Pemanfaatan air secara efisien, sesuai
kebutuhan sangat dianjurkan dalam segala hal, termasuk bersuci dengan air, seperti
mandi besar dan berwudu juga diperintahkan menggunakannya dengan secukupnya.

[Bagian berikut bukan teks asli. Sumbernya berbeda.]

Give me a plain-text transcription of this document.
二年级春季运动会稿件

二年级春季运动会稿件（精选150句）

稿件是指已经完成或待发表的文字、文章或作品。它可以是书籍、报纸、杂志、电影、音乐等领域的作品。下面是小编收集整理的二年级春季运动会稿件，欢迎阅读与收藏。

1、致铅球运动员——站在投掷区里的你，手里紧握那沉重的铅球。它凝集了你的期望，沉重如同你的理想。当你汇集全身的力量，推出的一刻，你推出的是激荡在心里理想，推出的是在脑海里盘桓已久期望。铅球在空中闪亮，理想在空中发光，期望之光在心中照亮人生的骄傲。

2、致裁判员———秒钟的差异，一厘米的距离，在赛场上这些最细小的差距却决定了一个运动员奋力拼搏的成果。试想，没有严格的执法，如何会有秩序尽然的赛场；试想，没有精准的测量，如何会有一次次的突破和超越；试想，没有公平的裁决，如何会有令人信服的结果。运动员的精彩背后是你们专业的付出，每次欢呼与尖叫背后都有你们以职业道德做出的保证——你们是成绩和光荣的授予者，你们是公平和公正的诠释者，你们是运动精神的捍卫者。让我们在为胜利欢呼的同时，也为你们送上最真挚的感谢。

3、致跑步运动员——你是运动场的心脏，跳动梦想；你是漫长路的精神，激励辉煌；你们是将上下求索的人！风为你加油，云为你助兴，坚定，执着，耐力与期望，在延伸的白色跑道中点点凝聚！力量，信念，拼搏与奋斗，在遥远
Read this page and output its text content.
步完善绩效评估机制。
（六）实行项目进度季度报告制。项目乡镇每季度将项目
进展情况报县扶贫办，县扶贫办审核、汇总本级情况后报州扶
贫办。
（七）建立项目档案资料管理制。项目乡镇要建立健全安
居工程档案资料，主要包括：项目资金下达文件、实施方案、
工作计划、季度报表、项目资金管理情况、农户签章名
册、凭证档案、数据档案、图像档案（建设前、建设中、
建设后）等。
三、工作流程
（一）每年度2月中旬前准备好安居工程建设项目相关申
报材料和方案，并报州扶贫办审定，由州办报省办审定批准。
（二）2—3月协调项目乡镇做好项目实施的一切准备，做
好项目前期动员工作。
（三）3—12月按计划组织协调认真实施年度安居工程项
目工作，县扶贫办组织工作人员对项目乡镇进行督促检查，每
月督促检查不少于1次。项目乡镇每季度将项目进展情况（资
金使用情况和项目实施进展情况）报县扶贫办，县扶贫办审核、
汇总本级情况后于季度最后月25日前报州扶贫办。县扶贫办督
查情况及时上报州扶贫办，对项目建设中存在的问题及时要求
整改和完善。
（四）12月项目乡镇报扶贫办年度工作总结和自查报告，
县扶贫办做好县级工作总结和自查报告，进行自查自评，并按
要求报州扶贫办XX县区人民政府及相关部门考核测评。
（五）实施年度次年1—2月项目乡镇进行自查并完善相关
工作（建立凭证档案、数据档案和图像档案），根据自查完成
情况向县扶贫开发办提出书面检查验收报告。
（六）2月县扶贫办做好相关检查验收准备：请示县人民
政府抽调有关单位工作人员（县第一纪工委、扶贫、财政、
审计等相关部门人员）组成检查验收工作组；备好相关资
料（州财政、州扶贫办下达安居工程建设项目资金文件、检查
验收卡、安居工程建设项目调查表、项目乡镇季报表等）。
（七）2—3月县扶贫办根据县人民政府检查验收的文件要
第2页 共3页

Al-Nawawi dalam kitabnya (Khulashat al-Ahkam, I/118), mengutip hadis
Nabi saw tentang larangan boros dalam berwudu. Kepada orang yang sedang
berwudu, Nabi saw bersabda: “jangan boros” (لا تُسْرِفْ). Hadis ini lengkapnya diriwayatkan oleh Imam Ahmad sbb:
عَنْ عَبْدِ اللَّهِ بْنِ عَمْرِو بْنِ الْعَاصِ أَنَّ
النَّبِيَّ صَلَّى اللَّهُ عَلَيْهِ وَسَلَّمَ مَرَّ بِسَعْدٍ وَهُوَ يَتَوَضَّأُ
فَقَالَ مَا هَذَا السَّرَفُ يَا سَعْدُ قَالَ أَفِي الْوُضُوءِ سَرَفٌ قَالَ
نَعَمْ وَإِنْ كُنْتَ عَلَى نَهْرٍ جَارٍ
Dari Abdullah Ibn ‘Amr bin al-‘Ash, bahwasanya
Nabi saw. melewati Sa'd yang sedang berwudu, lalu beliau bersabda: "Kenapa
berlebih-lebihan?” Sa'd berkata:
"Apakah dalam wudu juga ada berlebih-lebihan?". Beliau menjawab:
"Ya, meskipun engkau berada di sungai yang mengalir" (HR. Ahmad No.7065).
Al-Syanqithi
mengatakan bahwa status hadis ini diperbincangkan ulama. Banyak ulama yang
menilai sanadnya lemah. Namun, maknanya sahih, karena didukung oleh al-Qur’an
yang melarang bersikap boros. “…. Janganlah kamu
menghambur-hamburkan (hartamu) secara boros. Sesungguhnya para pemboros itu
adalah saudara-saudara setan dan setan itu sangat ingkar kepada Tuhannya” (QS. Al-Isra, 26-27). Dengan demikian, hadis
ini dapat dinilai sahih matannya meskipun sanadnya daif. Wallahu A’lam
(al-Syanqithi, Syarh al-Tirmidzi, XXVI/21).
Mengenai berapa ukuran
air yang dipakai dalam berwudu dan mandi, disebutkan dalam beberapa hadis
sebagai berikut:
كَانَ النَّبِيُّ
صَلَّى اللهُ عَلَيْهِ وَسَلَّمَ يَغْسِلُ أَوْ كَانَ يَغْتَسِلُ بِالصَّاعِ إِلَى
خَمْسَةِ أَمْدَادٍ وَيَتَوَضَّأُ بِالْمُدِّ
“Nabi saw. mandi menggunakan air sebanyak satu sha‘ hingga
lima mud. Sedangkan untuk mengambil air wudu, beliau saw. menghabiskan air
sebanyak satu mud” (HR. al-Bukhari No.201).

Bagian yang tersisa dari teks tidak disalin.